The shame of it is that this massive organization may be the only one that offers solidarity and community for families. When one becomes a member of NAMI, a family can find a common bond with other families that have loved ones whose distress has been inexplicable and beyond the help they have sought from experts. Many find solace in not being alone and isolated. They are taught that no one is at fault because their offspring suffer from a biologically-based illness. The NAMI literature advises families to regard treatment and outcome as similar to how one deals with diabetes. Also conveyed is the explicit message that since it is a disease, there is no stigma attached to it and that members can join an important mission of NAMI – to fight stigma. Paradoxically, research and common sense experience have demonstrated that stigma is not eradicated by adhering to an illness model. A much greater impact accrues from strategies that combat stigma by making it easier for people – all people – to be integrated into communities where there is safe affordable housing and employment with a livable wage.

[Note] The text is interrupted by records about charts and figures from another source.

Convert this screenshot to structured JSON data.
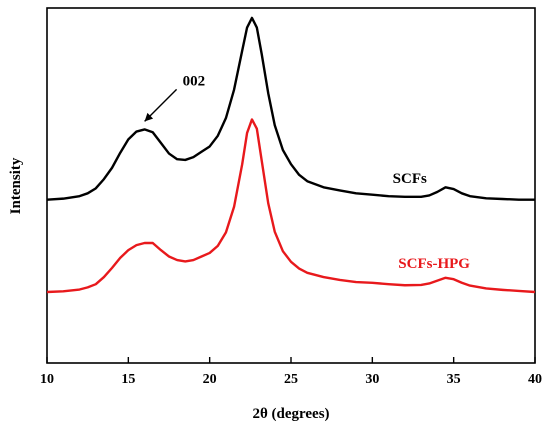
{
  "chart_data": {
    "type": "line",
    "xlabel": "2θ (degrees)",
    "ylabel": "Intensity",
    "xlim": [
      10,
      40
    ],
    "xticks": [
      10,
      15,
      20,
      25,
      30,
      35,
      40
    ],
    "y_units": "arbitrary (stacked traces, no y tick labels)",
    "ylim": [
      0,
      1
    ],
    "grid": false,
    "legend": "none (series labelled directly on plot)",
    "annotations": [
      {
        "text": "002",
        "points_to_x": 16.0,
        "series": "SCFs"
      }
    ],
    "series": [
      {
        "name": "SCFs",
        "color": "#000000",
        "label_anchor_x": 32.3,
        "points": [
          [
            10.0,
            0.46
          ],
          [
            11.0,
            0.463
          ],
          [
            12.0,
            0.47
          ],
          [
            12.5,
            0.478
          ],
          [
            13.0,
            0.492
          ],
          [
            13.5,
            0.518
          ],
          [
            14.0,
            0.55
          ],
          [
            14.5,
            0.592
          ],
          [
            15.0,
            0.63
          ],
          [
            15.5,
            0.652
          ],
          [
            16.0,
            0.658
          ],
          [
            16.5,
            0.65
          ],
          [
            17.0,
            0.62
          ],
          [
            17.5,
            0.59
          ],
          [
            18.0,
            0.574
          ],
          [
            18.5,
            0.572
          ],
          [
            19.0,
            0.58
          ],
          [
            19.5,
            0.595
          ],
          [
            20.0,
            0.61
          ],
          [
            20.5,
            0.64
          ],
          [
            21.0,
            0.69
          ],
          [
            21.5,
            0.77
          ],
          [
            22.0,
            0.88
          ],
          [
            22.3,
            0.945
          ],
          [
            22.6,
            0.972
          ],
          [
            22.9,
            0.945
          ],
          [
            23.2,
            0.87
          ],
          [
            23.6,
            0.76
          ],
          [
            24.0,
            0.67
          ],
          [
            24.5,
            0.6
          ],
          [
            25.0,
            0.56
          ],
          [
            25.5,
            0.53
          ],
          [
            26.0,
            0.512
          ],
          [
            27.0,
            0.495
          ],
          [
            28.0,
            0.486
          ],
          [
            29.0,
            0.478
          ],
          [
            30.0,
            0.474
          ],
          [
            31.0,
            0.47
          ],
          [
            32.0,
            0.468
          ],
          [
            33.0,
            0.468
          ],
          [
            33.5,
            0.472
          ],
          [
            34.0,
            0.482
          ],
          [
            34.5,
            0.495
          ],
          [
            35.0,
            0.49
          ],
          [
            35.5,
            0.478
          ],
          [
            36.0,
            0.47
          ],
          [
            37.0,
            0.464
          ],
          [
            38.0,
            0.462
          ],
          [
            39.0,
            0.46
          ],
          [
            40.0,
            0.46
          ]
        ]
      },
      {
        "name": "SCFs-HPG",
        "color": "#e8191c",
        "label_anchor_x": 33.8,
        "points": [
          [
            10.0,
            0.2
          ],
          [
            11.0,
            0.202
          ],
          [
            12.0,
            0.207
          ],
          [
            12.5,
            0.213
          ],
          [
            13.0,
            0.222
          ],
          [
            13.5,
            0.242
          ],
          [
            14.0,
            0.268
          ],
          [
            14.5,
            0.296
          ],
          [
            15.0,
            0.318
          ],
          [
            15.5,
            0.332
          ],
          [
            16.0,
            0.338
          ],
          [
            16.5,
            0.338
          ],
          [
            17.0,
            0.318
          ],
          [
            17.5,
            0.3
          ],
          [
            18.0,
            0.29
          ],
          [
            18.5,
            0.286
          ],
          [
            19.0,
            0.29
          ],
          [
            19.5,
            0.3
          ],
          [
            20.0,
            0.31
          ],
          [
            20.5,
            0.33
          ],
          [
            21.0,
            0.368
          ],
          [
            21.5,
            0.44
          ],
          [
            22.0,
            0.56
          ],
          [
            22.3,
            0.648
          ],
          [
            22.6,
            0.686
          ],
          [
            22.9,
            0.66
          ],
          [
            23.2,
            0.57
          ],
          [
            23.6,
            0.45
          ],
          [
            24.0,
            0.37
          ],
          [
            24.5,
            0.315
          ],
          [
            25.0,
            0.285
          ],
          [
            25.5,
            0.266
          ],
          [
            26.0,
            0.254
          ],
          [
            27.0,
            0.242
          ],
          [
            28.0,
            0.234
          ],
          [
            29.0,
            0.228
          ],
          [
            30.0,
            0.226
          ],
          [
            31.0,
            0.222
          ],
          [
            32.0,
            0.219
          ],
          [
            33.0,
            0.22
          ],
          [
            33.5,
            0.224
          ],
          [
            34.0,
            0.232
          ],
          [
            34.5,
            0.24
          ],
          [
            35.0,
            0.236
          ],
          [
            35.5,
            0.226
          ],
          [
            36.0,
            0.218
          ],
          [
            37.0,
            0.21
          ],
          [
            38.0,
            0.206
          ],
          [
            39.0,
            0.203
          ],
          [
            40.0,
            0.2
          ]
        ]
      }
    ]
  }
}
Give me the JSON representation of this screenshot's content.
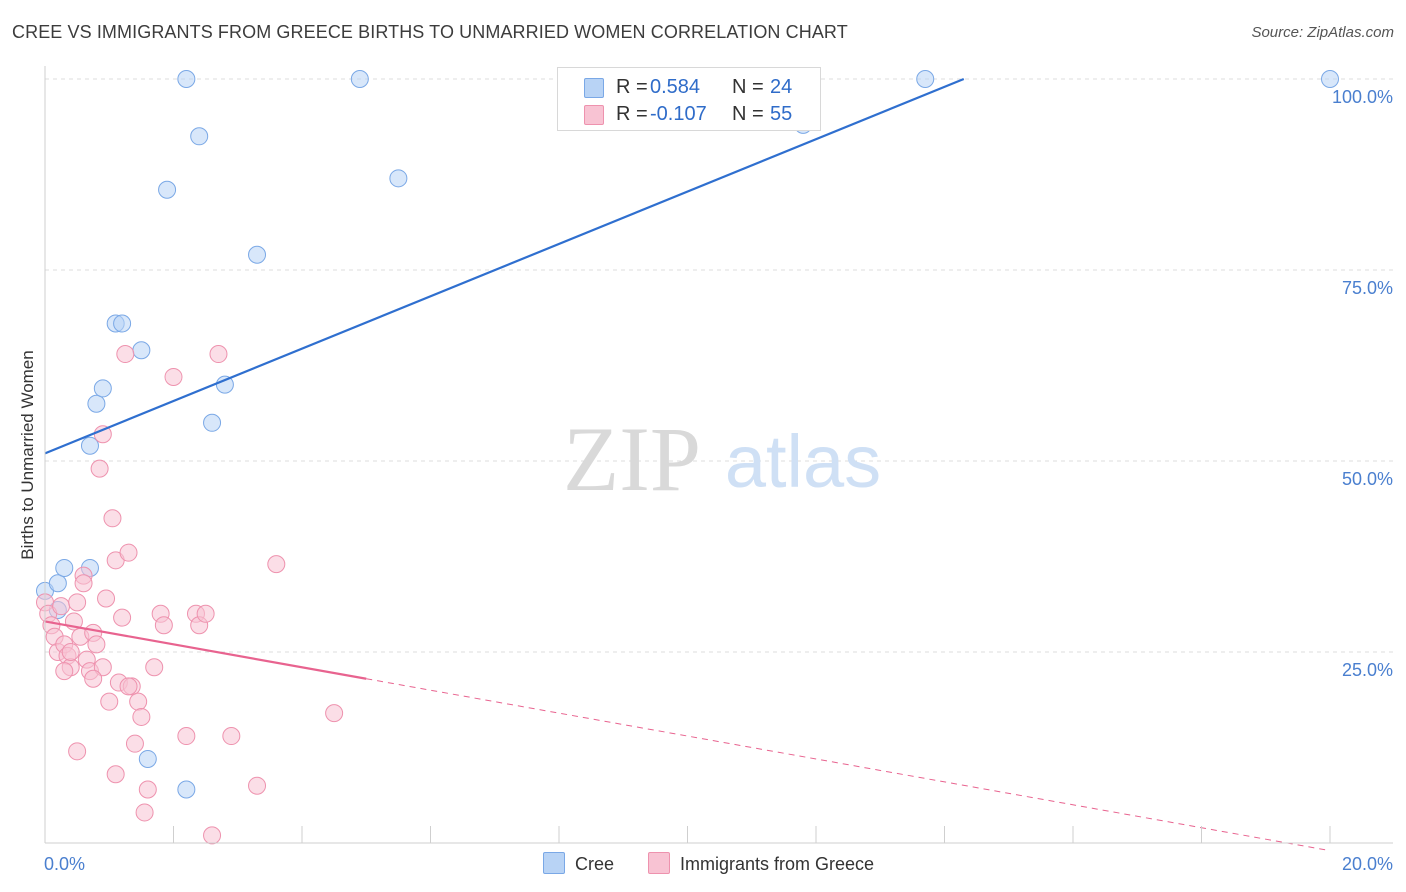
{
  "title": "CREE VS IMMIGRANTS FROM GREECE BIRTHS TO UNMARRIED WOMEN CORRELATION CHART",
  "source": "Source: ZipAtlas.com",
  "watermark": {
    "zip": "ZIP",
    "atlas": "atlas"
  },
  "legend": {
    "cree": {
      "r_label": "R =",
      "r_value": "0.584",
      "n_label": "N =",
      "n_value": "24"
    },
    "greece": {
      "r_label": "R =",
      "r_value": "-0.107",
      "n_label": "N =",
      "n_value": "55"
    }
  },
  "bottom_legend": {
    "cree": "Cree",
    "greece": "Immigrants from Greece"
  },
  "colors": {
    "cree_fill": "#b8d3f5",
    "cree_stroke": "#7aa8e6",
    "cree_line": "#2f6fcf",
    "greece_fill": "#f8c3d3",
    "greece_stroke": "#ee92ae",
    "greece_line": "#e8638f",
    "tick_text": "#4a7fcf",
    "grid": "#dcdcdc"
  },
  "chart_data": {
    "type": "scatter",
    "xlabel": "",
    "ylabel": "Births to Unmarried Women",
    "xlim": [
      0,
      20
    ],
    "ylim": [
      0,
      100
    ],
    "x_tick_labels": {
      "min": "0.0%",
      "max": "20.0%"
    },
    "y_ticks": [
      {
        "value": 25,
        "label": "25.0%"
      },
      {
        "value": 50,
        "label": "50.0%"
      },
      {
        "value": 75,
        "label": "75.0%"
      },
      {
        "value": 100,
        "label": "100.0%"
      }
    ],
    "series": [
      {
        "name": "Cree",
        "color_key": "cree",
        "points": [
          [
            0.0,
            33.0
          ],
          [
            0.2,
            34.0
          ],
          [
            0.3,
            36.0
          ],
          [
            0.2,
            30.5
          ],
          [
            0.7,
            36.0
          ],
          [
            0.7,
            52.0
          ],
          [
            0.8,
            57.5
          ],
          [
            0.9,
            59.5
          ],
          [
            1.1,
            68.0
          ],
          [
            1.2,
            68.0
          ],
          [
            1.5,
            64.5
          ],
          [
            1.9,
            85.5
          ],
          [
            2.2,
            100.0
          ],
          [
            2.4,
            92.5
          ],
          [
            2.6,
            55.0
          ],
          [
            2.8,
            60.0
          ],
          [
            3.3,
            77.0
          ],
          [
            4.9,
            100.0
          ],
          [
            5.5,
            87.0
          ],
          [
            11.8,
            94.0
          ],
          [
            13.7,
            100.0
          ],
          [
            20.0,
            100.0
          ],
          [
            1.6,
            11.0
          ],
          [
            2.2,
            7.0
          ]
        ],
        "trend": {
          "x0": 0.0,
          "y0": 51.0,
          "x1": 14.3,
          "y1": 100.0,
          "dashed_to": null
        }
      },
      {
        "name": "Immigrants from Greece",
        "color_key": "greece",
        "points": [
          [
            0.0,
            31.5
          ],
          [
            0.05,
            30.0
          ],
          [
            0.1,
            28.5
          ],
          [
            0.15,
            27.0
          ],
          [
            0.2,
            25.0
          ],
          [
            0.25,
            31.0
          ],
          [
            0.3,
            26.0
          ],
          [
            0.35,
            24.5
          ],
          [
            0.4,
            23.0
          ],
          [
            0.45,
            29.0
          ],
          [
            0.5,
            31.5
          ],
          [
            0.55,
            27.0
          ],
          [
            0.6,
            35.0
          ],
          [
            0.65,
            24.0
          ],
          [
            0.7,
            22.5
          ],
          [
            0.75,
            27.5
          ],
          [
            0.8,
            26.0
          ],
          [
            0.85,
            49.0
          ],
          [
            0.9,
            53.5
          ],
          [
            0.95,
            32.0
          ],
          [
            1.0,
            18.5
          ],
          [
            1.05,
            42.5
          ],
          [
            1.1,
            37.0
          ],
          [
            1.15,
            21.0
          ],
          [
            1.2,
            29.5
          ],
          [
            1.25,
            64.0
          ],
          [
            1.3,
            38.0
          ],
          [
            1.35,
            20.5
          ],
          [
            1.4,
            13.0
          ],
          [
            1.45,
            18.5
          ],
          [
            1.5,
            16.5
          ],
          [
            1.6,
            7.0
          ],
          [
            1.7,
            23.0
          ],
          [
            1.8,
            30.0
          ],
          [
            1.85,
            28.5
          ],
          [
            2.0,
            61.0
          ],
          [
            2.2,
            14.0
          ],
          [
            2.35,
            30.0
          ],
          [
            2.4,
            28.5
          ],
          [
            2.5,
            30.0
          ],
          [
            2.6,
            1.0
          ],
          [
            2.7,
            64.0
          ],
          [
            2.9,
            14.0
          ],
          [
            3.3,
            7.5
          ],
          [
            3.6,
            36.5
          ],
          [
            4.5,
            17.0
          ],
          [
            0.5,
            12.0
          ],
          [
            1.1,
            9.0
          ],
          [
            1.55,
            4.0
          ],
          [
            0.3,
            22.5
          ],
          [
            0.6,
            34.0
          ],
          [
            0.4,
            25.0
          ],
          [
            0.9,
            23.0
          ],
          [
            0.75,
            21.5
          ],
          [
            1.3,
            20.5
          ]
        ],
        "trend": {
          "x0": 0.0,
          "y0": 29.0,
          "x1": 5.0,
          "y1": 21.5,
          "dashed_to": {
            "x": 20.0,
            "y": -1.0
          }
        }
      }
    ]
  }
}
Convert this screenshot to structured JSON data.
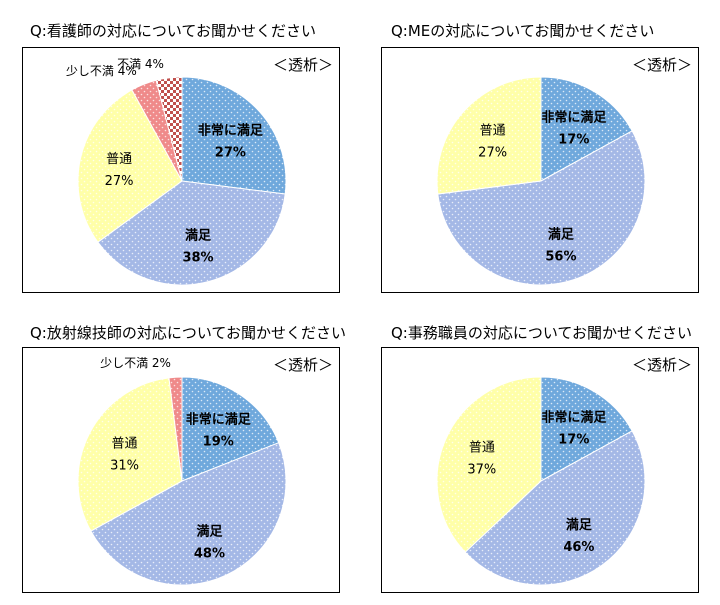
{
  "chart_data": [
    {
      "type": "pie",
      "title": "Q:看護師の対応についてお聞かせください",
      "annotation": "＜透析＞",
      "slices": [
        {
          "label": "非常に満足",
          "value": 27,
          "value_label": "27%",
          "color": "#6fa8dc",
          "pattern": "dots",
          "label_bold": true
        },
        {
          "label": "満足",
          "value": 38,
          "value_label": "38%",
          "color": "#a4b8e6",
          "pattern": "dots",
          "label_bold": true
        },
        {
          "label": "普通",
          "value": 27,
          "value_label": "27%",
          "color": "#ffffa8",
          "pattern": "dots",
          "label_bold": false
        },
        {
          "label": "少し不満",
          "value": 4,
          "value_label": "4%",
          "color": "#ef8a8a",
          "pattern": "dots",
          "label_bold": false
        },
        {
          "label": "不満",
          "value": 4,
          "value_label": "4%",
          "color": "#c0504d",
          "pattern": "check",
          "label_bold": false
        }
      ]
    },
    {
      "type": "pie",
      "title": "Q:MEの対応についてお聞かせください",
      "annotation": "＜透析＞",
      "slices": [
        {
          "label": "非常に満足",
          "value": 17,
          "value_label": "17%",
          "color": "#6fa8dc",
          "pattern": "dots",
          "label_bold": true
        },
        {
          "label": "満足",
          "value": 56,
          "value_label": "56%",
          "color": "#a4b8e6",
          "pattern": "dots",
          "label_bold": true
        },
        {
          "label": "普通",
          "value": 27,
          "value_label": "27%",
          "color": "#ffffa8",
          "pattern": "dots",
          "label_bold": false
        }
      ]
    },
    {
      "type": "pie",
      "title": "Q:放射線技師の対応についてお聞かせください",
      "annotation": "＜透析＞",
      "slices": [
        {
          "label": "非常に満足",
          "value": 19,
          "value_label": "19%",
          "color": "#6fa8dc",
          "pattern": "dots",
          "label_bold": true
        },
        {
          "label": "満足",
          "value": 48,
          "value_label": "48%",
          "color": "#a4b8e6",
          "pattern": "dots",
          "label_bold": true
        },
        {
          "label": "普通",
          "value": 31,
          "value_label": "31%",
          "color": "#ffffa8",
          "pattern": "dots",
          "label_bold": false
        },
        {
          "label": "少し不満",
          "value": 2,
          "value_label": "2%",
          "color": "#ef8a8a",
          "pattern": "dots",
          "label_bold": false
        }
      ]
    },
    {
      "type": "pie",
      "title": "Q:事務職員の対応についてお聞かせください",
      "annotation": "＜透析＞",
      "slices": [
        {
          "label": "非常に満足",
          "value": 17,
          "value_label": "17%",
          "color": "#6fa8dc",
          "pattern": "dots",
          "label_bold": true
        },
        {
          "label": "満足",
          "value": 46,
          "value_label": "46%",
          "color": "#a4b8e6",
          "pattern": "dots",
          "label_bold": true
        },
        {
          "label": "普通",
          "value": 37,
          "value_label": "37%",
          "color": "#ffffa8",
          "pattern": "dots",
          "label_bold": false
        }
      ]
    }
  ]
}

So what propelled me to speak to a NAMI meeting? I believe that after decades of activism, the passion and anger that drove me has changed. I believe the anger is gone and the passion that remains is imbued with greater compassion towards the people who seek understanding and community that local NAMI groups offer. I have become more open, more aware of complexity and I have a greater recognition of how much I don’t know. When I looked around that meeting room, I was acutely aware of how much pain and suffering those who were there had experienced and how those emotions still remain close to the surface. Clearly, the mental health services they had sought had failed them and NAMI was the default organization that gave them support and sustenance. NAMI’s positions were reassuring and also instilled the belief that promoting the work of NAMI was a contribution they could make and be proud of.
Last week when I spoke at the Boulder County Annual NAMI meeting I described the Hearing Voices movement and other alternatives that were emerging that were showing positive research outcomes. I said that I was encouraged by the budding recognition by state and federal funders of the benefits of employing peers who were experts by virtue of their lived experience. I saw eyes opening in curiosity and I would like to believe hope. I was surprised. There is so much more that we know is now available which supports the individual road to recovery and infinite possibilities of yet untapped potentials.
People in all their diversity must be valued and raised up above the rigidity of dogma and old paradisms. We have only begun to explore what is possible for the mind and soul when working in synchronicity. May we all remain open and Never Give Up!